In connection with the opinions expressed herein, we have examined
such documents, records and matters of law as we have deemed
relevant or necessary for purposes of such opinions. Based upon the
foregoing and subject to the further assumptions, qualifications
and limitations set forth herein, we are of the opinion that:
1. | The Preferred Stock, when issued and delivered in the manner
described in the Registration Statement against payment of the
consideration therefor, will be validly issued, fully paid and
nonassessable. |
2. | The Conversion Shares, when issued upon the conversion of the
Preferred Shares pursuant to the terms and conditions of the
certificate of designations governing the Preferred Stock, will be
validly issued, fully paid and nonassessable. |
3. | The Warrants, when issued and sold in accordance with and in
the manner described in the Registration Statement, will constitute
valid and binding obligations of the Company. |
4. | The Warrant Shares, when issued upon exercise of the Warrants
pursuant to the terms and conditions of the Warrants, will be
validly issued, fully paid and nonassessable. |
The opinion in paragraph 3 is limited by (i) bankruptcy,
insolvency, reorganization, fraudulent transfer and fraudulent
conveyance, voidable preference, moratorium or other similar laws
and related regulations or judicial doctrines from time to time in
effect relating to or affecting creditors’ rights generally,
and (ii) by general equitable principles and public policy
considerations, whether such principles and considerations are
considered in a proceeding at law or equity.
As to facts material to the opinions and assumptions expressed
herein, we have relied upon oral or written statements and
representations of officers and other representatives of the
Company and others.

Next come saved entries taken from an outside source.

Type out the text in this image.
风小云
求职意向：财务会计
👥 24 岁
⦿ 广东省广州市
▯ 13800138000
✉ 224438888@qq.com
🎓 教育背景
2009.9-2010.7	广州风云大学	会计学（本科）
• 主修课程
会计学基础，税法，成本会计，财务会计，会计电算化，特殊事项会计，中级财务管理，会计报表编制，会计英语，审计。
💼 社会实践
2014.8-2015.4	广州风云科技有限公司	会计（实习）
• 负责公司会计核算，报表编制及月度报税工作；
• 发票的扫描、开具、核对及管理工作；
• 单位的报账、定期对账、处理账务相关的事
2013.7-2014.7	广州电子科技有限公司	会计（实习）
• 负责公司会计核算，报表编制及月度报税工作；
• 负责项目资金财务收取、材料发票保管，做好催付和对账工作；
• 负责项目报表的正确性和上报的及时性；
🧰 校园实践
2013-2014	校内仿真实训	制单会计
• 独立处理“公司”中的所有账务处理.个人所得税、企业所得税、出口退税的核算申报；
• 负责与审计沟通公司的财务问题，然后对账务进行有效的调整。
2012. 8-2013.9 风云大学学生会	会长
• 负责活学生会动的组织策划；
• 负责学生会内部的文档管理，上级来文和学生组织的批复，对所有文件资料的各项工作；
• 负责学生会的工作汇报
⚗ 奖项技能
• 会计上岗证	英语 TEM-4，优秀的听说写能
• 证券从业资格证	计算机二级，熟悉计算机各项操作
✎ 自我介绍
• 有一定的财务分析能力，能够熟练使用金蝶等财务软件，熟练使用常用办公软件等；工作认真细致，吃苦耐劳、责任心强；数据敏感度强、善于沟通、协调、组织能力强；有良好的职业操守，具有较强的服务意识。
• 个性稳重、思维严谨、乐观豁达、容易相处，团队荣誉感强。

The opinions expressed herein are limited to
the laws of the State of New York and the General Corporation Law
of the State of Delaware, in each case as currently in effect, and
we express no opinion as to the effect of the laws of any other
jurisdiction.
We hereby consent to the filing of this opinion as Exhibit 5.1 to
the Registration Statement and to the reference to Jones Day under
the caption “Legal Matters” in the prospectus
constituting a part of the Registration Statement. In giving such
consent, we do not thereby admit that we are included in the
category of persons whose consent is required under Section 7 of
the Securities Act or the rules and regulations of the Securities
and Exchange Commission promulgated thereunder.